Read before applying
Required to apply: Include answers to the 8 screening questions below at the top of your application.
We won't be able to review applications that don't include answers.
About the role
We are hiring a senior Go software architect to design and build our microservices, their communication patterns, and our public/internal APIs. Your primary mandate is to make service-to-service communication fast (p95/p99 latency), stable, and evolvable as the system grows.
What you'll doOwn microservices architecture and communication
- Define service boundaries, responsibilities, and evolution strategy.

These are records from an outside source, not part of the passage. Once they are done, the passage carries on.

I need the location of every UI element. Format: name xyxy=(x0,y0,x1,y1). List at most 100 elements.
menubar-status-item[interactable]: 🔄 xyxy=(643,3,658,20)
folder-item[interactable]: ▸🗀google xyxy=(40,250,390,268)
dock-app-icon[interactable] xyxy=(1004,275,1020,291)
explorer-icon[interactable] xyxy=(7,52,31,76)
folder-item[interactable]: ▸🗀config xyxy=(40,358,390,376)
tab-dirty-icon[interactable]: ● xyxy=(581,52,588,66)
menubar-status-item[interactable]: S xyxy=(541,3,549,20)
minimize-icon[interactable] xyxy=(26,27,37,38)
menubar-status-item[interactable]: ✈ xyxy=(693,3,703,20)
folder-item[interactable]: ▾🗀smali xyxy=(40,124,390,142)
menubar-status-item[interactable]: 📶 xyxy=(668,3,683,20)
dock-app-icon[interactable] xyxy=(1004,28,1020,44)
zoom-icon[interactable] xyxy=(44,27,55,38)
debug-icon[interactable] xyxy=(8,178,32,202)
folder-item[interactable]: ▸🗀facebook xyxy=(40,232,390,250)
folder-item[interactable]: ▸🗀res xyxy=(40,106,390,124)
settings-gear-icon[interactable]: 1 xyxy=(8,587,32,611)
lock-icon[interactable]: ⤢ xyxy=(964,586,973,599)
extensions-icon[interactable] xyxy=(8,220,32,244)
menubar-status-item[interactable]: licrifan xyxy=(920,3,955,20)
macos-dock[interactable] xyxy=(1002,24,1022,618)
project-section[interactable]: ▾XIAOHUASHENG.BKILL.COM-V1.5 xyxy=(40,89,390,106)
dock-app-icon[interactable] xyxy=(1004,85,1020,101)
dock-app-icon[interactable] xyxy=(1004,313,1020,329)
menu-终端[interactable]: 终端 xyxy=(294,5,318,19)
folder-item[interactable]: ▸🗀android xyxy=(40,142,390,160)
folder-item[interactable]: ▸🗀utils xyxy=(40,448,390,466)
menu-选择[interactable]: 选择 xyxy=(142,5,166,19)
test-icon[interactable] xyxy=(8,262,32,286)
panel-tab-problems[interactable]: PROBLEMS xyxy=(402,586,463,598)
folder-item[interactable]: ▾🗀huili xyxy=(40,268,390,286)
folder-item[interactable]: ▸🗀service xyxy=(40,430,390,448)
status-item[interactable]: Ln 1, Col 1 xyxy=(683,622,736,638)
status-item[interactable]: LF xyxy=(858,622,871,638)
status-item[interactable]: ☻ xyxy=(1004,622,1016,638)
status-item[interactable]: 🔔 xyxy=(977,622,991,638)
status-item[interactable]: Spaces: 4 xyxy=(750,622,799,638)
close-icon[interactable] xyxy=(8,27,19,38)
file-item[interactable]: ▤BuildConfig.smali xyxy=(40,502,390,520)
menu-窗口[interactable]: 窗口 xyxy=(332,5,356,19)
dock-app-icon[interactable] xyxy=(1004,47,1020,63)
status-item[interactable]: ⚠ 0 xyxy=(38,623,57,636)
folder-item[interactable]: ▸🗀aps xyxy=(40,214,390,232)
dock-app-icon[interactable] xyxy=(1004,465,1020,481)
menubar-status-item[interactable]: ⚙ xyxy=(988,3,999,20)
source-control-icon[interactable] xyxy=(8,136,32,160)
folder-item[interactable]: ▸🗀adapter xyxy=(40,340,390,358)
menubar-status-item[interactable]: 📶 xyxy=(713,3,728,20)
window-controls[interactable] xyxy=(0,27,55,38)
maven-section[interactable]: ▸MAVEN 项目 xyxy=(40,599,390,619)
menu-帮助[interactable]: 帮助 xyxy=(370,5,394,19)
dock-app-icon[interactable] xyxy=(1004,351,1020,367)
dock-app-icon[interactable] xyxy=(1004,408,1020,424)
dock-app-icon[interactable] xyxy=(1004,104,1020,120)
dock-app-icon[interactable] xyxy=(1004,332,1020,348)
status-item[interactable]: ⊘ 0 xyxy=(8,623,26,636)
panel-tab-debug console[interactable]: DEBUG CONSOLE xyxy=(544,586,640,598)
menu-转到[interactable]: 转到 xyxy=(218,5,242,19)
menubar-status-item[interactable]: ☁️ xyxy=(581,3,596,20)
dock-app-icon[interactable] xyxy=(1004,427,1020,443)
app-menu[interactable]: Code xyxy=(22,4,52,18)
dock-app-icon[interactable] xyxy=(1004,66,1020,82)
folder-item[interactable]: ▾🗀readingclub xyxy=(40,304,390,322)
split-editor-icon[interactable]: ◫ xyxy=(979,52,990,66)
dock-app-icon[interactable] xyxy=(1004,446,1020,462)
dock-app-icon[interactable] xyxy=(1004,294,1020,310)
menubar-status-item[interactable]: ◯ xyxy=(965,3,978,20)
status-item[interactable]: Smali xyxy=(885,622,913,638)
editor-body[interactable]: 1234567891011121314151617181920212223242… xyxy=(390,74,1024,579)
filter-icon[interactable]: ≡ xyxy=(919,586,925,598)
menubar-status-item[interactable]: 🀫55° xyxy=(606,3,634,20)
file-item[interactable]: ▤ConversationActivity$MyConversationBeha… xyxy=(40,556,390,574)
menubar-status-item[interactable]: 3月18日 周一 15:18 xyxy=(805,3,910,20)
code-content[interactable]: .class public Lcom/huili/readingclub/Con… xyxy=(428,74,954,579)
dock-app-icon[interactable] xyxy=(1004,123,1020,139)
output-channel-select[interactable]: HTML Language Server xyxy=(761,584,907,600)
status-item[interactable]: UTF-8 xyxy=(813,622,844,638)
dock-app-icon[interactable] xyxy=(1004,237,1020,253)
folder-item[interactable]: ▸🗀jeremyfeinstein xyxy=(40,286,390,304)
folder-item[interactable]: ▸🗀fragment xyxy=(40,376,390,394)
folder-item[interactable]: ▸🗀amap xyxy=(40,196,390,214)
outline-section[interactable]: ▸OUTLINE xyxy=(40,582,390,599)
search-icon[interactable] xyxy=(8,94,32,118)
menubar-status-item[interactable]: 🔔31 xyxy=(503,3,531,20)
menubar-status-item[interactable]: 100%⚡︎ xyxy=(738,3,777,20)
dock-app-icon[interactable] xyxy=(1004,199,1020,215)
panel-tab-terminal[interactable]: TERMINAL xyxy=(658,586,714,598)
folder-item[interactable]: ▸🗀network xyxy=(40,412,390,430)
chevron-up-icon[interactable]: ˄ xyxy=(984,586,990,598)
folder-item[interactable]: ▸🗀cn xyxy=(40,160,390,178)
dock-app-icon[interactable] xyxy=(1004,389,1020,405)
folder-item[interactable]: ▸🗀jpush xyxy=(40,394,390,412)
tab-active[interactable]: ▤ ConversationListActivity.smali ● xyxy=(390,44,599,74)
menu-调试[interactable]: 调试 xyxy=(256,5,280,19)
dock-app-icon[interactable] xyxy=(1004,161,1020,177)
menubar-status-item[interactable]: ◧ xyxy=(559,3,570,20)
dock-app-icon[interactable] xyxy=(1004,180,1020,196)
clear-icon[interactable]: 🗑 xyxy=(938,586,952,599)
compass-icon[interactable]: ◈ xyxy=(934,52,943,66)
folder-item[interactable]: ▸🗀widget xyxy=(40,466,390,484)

- Design service-to-service communication patterns (sync/async), including failure behavior and backpressure.
- Define API contracts (gRPC/REST), protobuf conventions, and backwards-compatible versioning rules.
Build performance + reliability into the system
- Drive measurable improvements in p95/p99 latency, throughput, and stability.
- Establish patterns for timeouts, retries/backoff, idempotency, rate limiting, circuit breaking, graceful degradation.
- Identify bottlenecks via profiling/tracing and lead remediation across services.
Establish shared foundations (golden path for services)
- Build/standardize shared Go libraries and templates: logging, metrics/tracing, auth middleware, config, error semantics, request context, and client/server wrappers.
- Set standards for compatibility testing and contract validation (e.g., proto/API breaking-change checks).
Production readiness (in partnership with Platform/SRE)
- Define runtime requirements for services on Kubernetes (resource sizing, probes, rollout needs, concurrency limits).
- Collaborate on SLOs, dashboards, alerting expectations, and incident learnings.
Technical leadership
- Lead design reviews and ADRs, mentor engineers, and set quality bars for distributed systems engineering.
What we're looking for
- Strong experience designing and building distributed systems / microservices in production.
- Deep Golang proficiency (concurrency, performance profiling, memory/CPU optimization, code quality).
- Proven track record designing APIs and service contracts that evolve safely over time.
- Strong understanding of reliability patterns (timeouts/retries, idempotency, consistency tradeoffs, failure modes).
- Practical experience using observability to debug and improve systems (tracing/metrics/logging).
- Working knowledge of Kubernetes runtime concepts (deployments, rollouts, probes, resources) to design services that operate well in production.
Nice to have
- High-performance networking experience (gRPC streaming, connection pooling, load shedding, service mesh concepts).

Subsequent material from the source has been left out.